Pożegnali proboszcza
Mieszkańcy pożegnali ks. proboszcza Stefana Doleżycha.
W sobotę 24 kwietnia zmarł proboszcz parafii Świętego Maksymiliana Kolbego w Szczerbicach Stefan Doleżych. Zmarł w wieku 61 lat.
Od 29 lat piastował funkcję duszpasterza w Archidiecezji Katowickiej, z czego 14 lat spędził na przewodzeniu parafii w Szczerbicach. Wcześniej był wikariuszem między innymi w parafii Świętych Piotra i Pawła w Piekarach Śląskich oraz parafii p.w. WNMP w Chorzowie. Wyświęcony został w 1981 roku przez ówczesnego biskupa Herberta Bednorza. W swoim testamencie pisał tak: „Dziękuję Bogu Wszechmogącemu za całe życie i łaskę powołania kapłańskiego. Dziękuję moim drogim rodzicom za przekazanie daru życia danego przez Boga, za wychowanie chrześcijańskie i przykład wiary. (…) Bóg zapłać moim parafianom ze Szczerbic za to, że przyjęli mnie do swojej parafii, za wszelką życzliwość, dobroć. Przepraszam za wszelkie zło, które dotknęło ich z mojej strony.”

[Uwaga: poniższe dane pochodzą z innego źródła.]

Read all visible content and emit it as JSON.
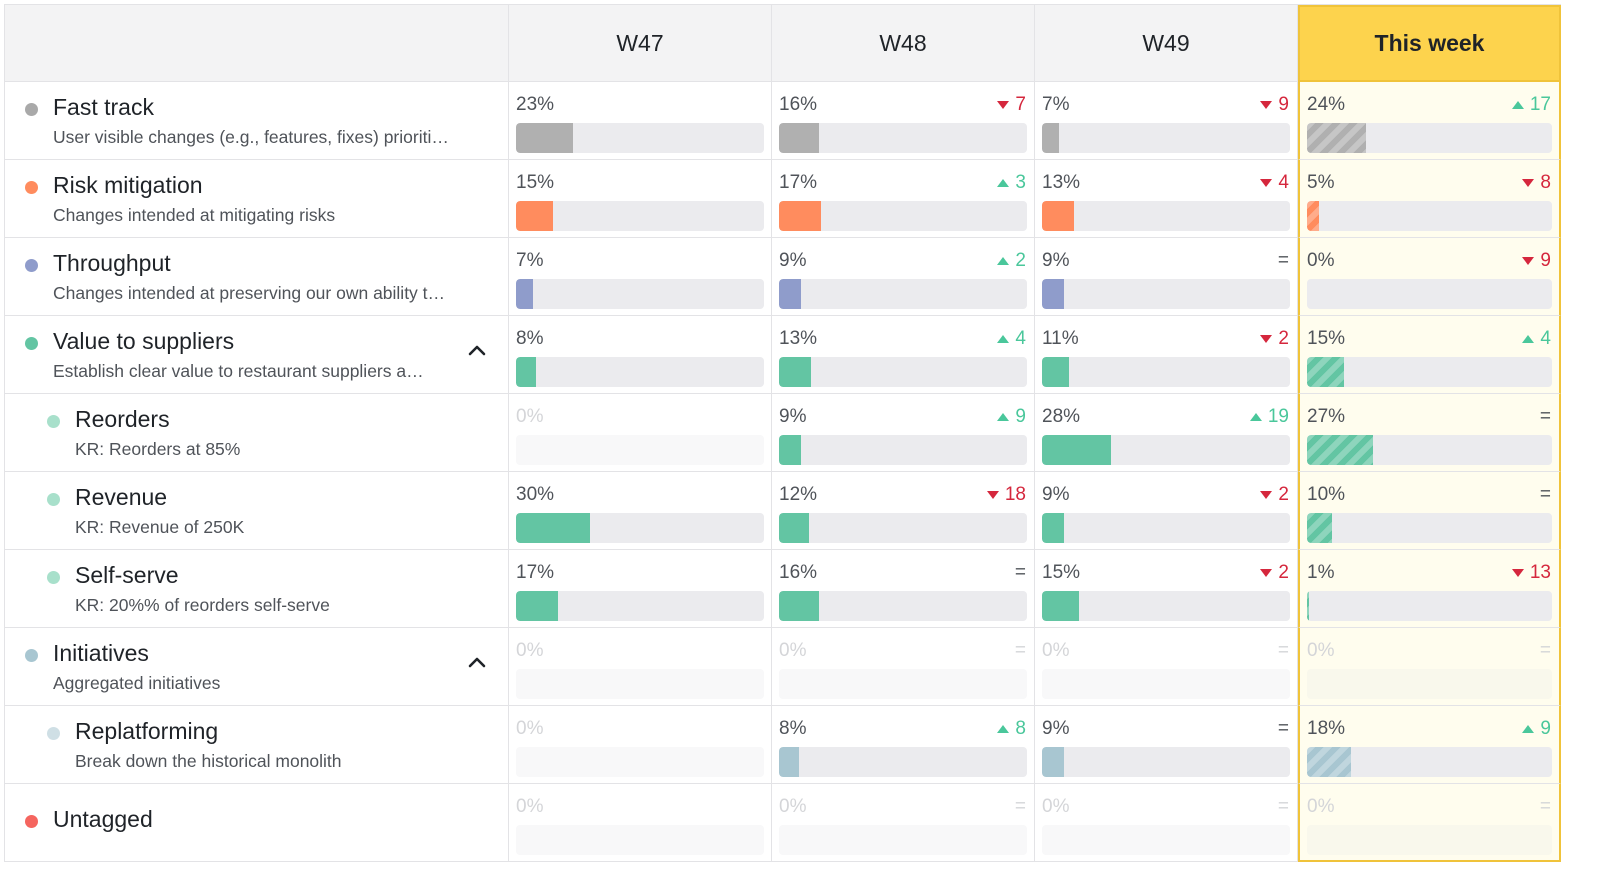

Mieszkańcy bardzo ciepło wspominają księdza i jego inicjatywy. – To co się stało, było o tyle straszne, co niespodziewane. Szkoda, bo był to dobry człowiek, taki nasz. Nie było widać wielkiej różnicy, że jest kapłanem. Bardzo dobrze czuł się między prostymi ludźmi. Zaszczycał swoją obecnością wszystkie imprezy, które w gminie organizowaliśmy, pomagał bardzo dzieciom, wspomagał organizację zielonych szkół oraz dożywianie najmłodszych. To wielka strata – mówił wójt Andrzej Kowalczyk. Organizacją życia w parafii przez dni bezpośrednio po śmierci proboszcza zajął się dziekan Dekanatu Pszowskiego, do którego należy szczerbicka parafia ks. Józef Frączek. Na pogrzebie Stefana Doleżycha byli obecni wszyscy księża dekanatu oraz okolicznych parafii. Nabożeństwo żałobne celebrował metropolita katowicki ks. bp Damian Zimoń. – Pamiętam, jak posyłałem księdza Stefana do tej parafii. Był to człowiek bardzo oddany kapłaństwu, z dobrej rodziny. W dekanacie zajmował się miłosierdziem. Gromadził ludzi, którzy są w parafialnych Caritasach oraz pomagał im w organizacji pracy. Jest to okazja, aby wierni modlili się o nowe powołania do kapłaństwa – powiedział nam bp. Damian Zimoń. Szczerbicki proboszcz spoczął na parafialnym cmentarzu. W momencie opuszczania trumny do grobu zostały wypuszczone jego gołębie. Ptaki były jego pasją i oczkiem w głowie. Po ucieczce z klatki pofrunęły w stronę kościoła. W ostatniej drodze księdzu towarzyszyli parafianie, poczty sztandarowe, kapłani, władze gminy oraz górnicza orkiestra. Nad bezpiecznym przebiegiem uroczystości czuwali strażacy OSP Szczerbice.